Nurturing success through the feminine experience

Heru Prasetyo, Country Managing Director, Accenture

How many of us employers see that the challenge of today's business is less complex than what we faced before? How many of us employees feel that the demands on our ability have declined? I dare to assume not many, and those who feel that way should be very grateful for their enormous luck, or may deserve a wake-up call.

Life and work are getting exceedingly complex. The speed of events, the nakedness of our inability in the eye of easily distributable e-mails, the need for multi-tasking -- they all contribute to the complexity of our daily challenges.

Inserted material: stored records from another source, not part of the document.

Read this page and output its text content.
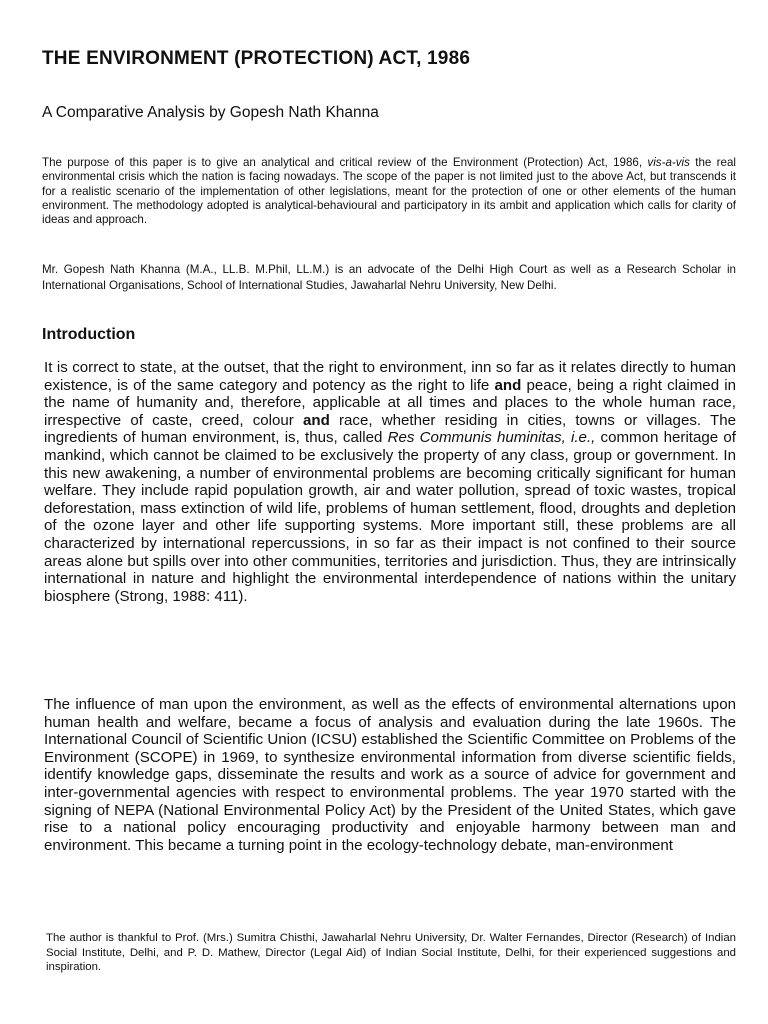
THE ENVIRONMENT (PROTECTION) ACT, 1986

A Comparative Analysis by Gopesh Nath Khanna

The purpose of this paper is to give an analytical and critical review of the Environment (Protection) Act, 1986, vis-a-vis the real environmental crisis which the nation is facing nowadays. The scope of the paper is not limited just to the above Act, but transcends it for a realistic scenario of the implementation of other legislations, meant for the protection of one or other elements of the human environment. The methodology adopted is analytical-behavioural and participatory in its ambit and application which calls for clarity of ideas and approach.

Mr. Gopesh Nath Khanna (M.A., LL.B. M.Phil, LL.M.) is an advocate of the Delhi High Court as well as a Research Scholar in International Organisations, School of International Studies, Jawaharlal Nehru University, New Delhi.

Introduction

It is correct to state, at the outset, that the right to environment, inn so far as it relates directly to human existence, is of the same category and potency as the right to life and peace, being a right claimed in the name of humanity and, therefore, applicable at all times and places to the whole human race, irrespective of caste, creed, colour and race, whether residing in cities, towns or villages. The ingredients of human environment, is, thus, called Res Communis huminitas, i.e., common heritage of mankind, which cannot be claimed to be exclusively the property of any class, group or government. In this new awakening, a number of environmental problems are becoming critically significant for human welfare. They include rapid population growth, air and water pollution, spread of toxic wastes, tropical deforestation, mass extinction of wild life, problems of human settlement, flood, droughts and depletion of the ozone layer and other life supporting systems. More important still, these problems are all characterized by international repercussions, in so far as their impact is not confined to their source areas alone but spills over into other communities, territories and jurisdiction. Thus, they are intrinsically international in nature and highlight the environmental interdependence of nations within the unitary biosphere (Strong, 1988: 411).

The influence of man upon the environment, as well as the effects of environmental alternations upon human health and welfare, became a focus of analysis and evaluation during the late 1960s. The International Council of Scientific Union (ICSU) established the Scientific Committee on Problems of the Environment (SCOPE) in 1969, to synthesize environmental information from diverse scientific fields, identify knowledge gaps, disseminate the results and work as a source of advice for government and inter-governmental agencies with respect to environmental problems. The year 1970 started with the signing of NEPA (National Environmental Policy Act) by the President of the United States, which gave rise to a national policy encouraging productivity and enjoyable harmony between man and environment. This became a turning point in the ecology-technology debate, man-environment

The author is thankful to Prof. (Mrs.) Sumitra Chisthi, Jawaharlal Nehru University, Dr. Walter Fernandes, Director (Research) of Indian Social Institute, Delhi, and P. D. Mathew, Director (Legal Aid) of Indian Social Institute, Delhi, for their experienced suggestions and inspiration.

The ability to survive and prosper depends on the new technology sprinkled work. In the outer layer, blanketing our work, the economic and political environment is equally tasking, forcing long term plans to be reconstructed into a long string of short term (and reactive) ones.

Against that backdrop the challenge of performance does not blink -- not even once. It even gets more acute due to the fact that the company has to succumb even more to the wishes of the customers. Ah, the customers! These days they have the widest array of choices in history. More TV stations, more airlines, more telephone service providers, more supermarkets, more brands, more ... you name it. And this reflects on how the company must behave to survive. Not surprisingly the pressure extends to the workforce. And the battle cry is "care!" -- customer care, including employees.

Is it a surprise, then, that on those half page newspaper ads on the insurance sales superstars that most of the faces are women? When will we accept that nurturing is the domain of women or a feminine experience that the unlucky other half of the population have been largely deprived of?

Is it surprising that the person who initiated the worldwide movement to clean up land-mines, left over from various wars, was a lady and her Internet keyboard? What of names like Carly Fiorina of HP, Wiwiek Santoso of Astra and Ditta of Sampoerna and Ratna Sarumpaet?

Outstanding performance means standing out among the crowd. And when the crowd grows very sophisticated, in order to stand out you need to be extraordinary. And the tool is here, for all to use -- information and communication technology. And for a defined window of time the game has shifted to an area where the feminine experience is extremely powerful.

The delivery, the management and the maintenance of innovation! Innovation itself is gender neutral but what about the nurturing of it into fruition, and imbibe it in the minds of the next generation of leaders? Just ask yourself whether it was your mom or your dad who had an abundance of care, patience and decisiveness that influenced "the you" of today.

So the message is clear -- in today's complex world, care is a competitive advantage. So if you are not blessed with the opportunity of the feminine experience you need to learn it quick, and if you happen to be fortunate enough to have it, this is your time to shine. Outstanding performance, here we come!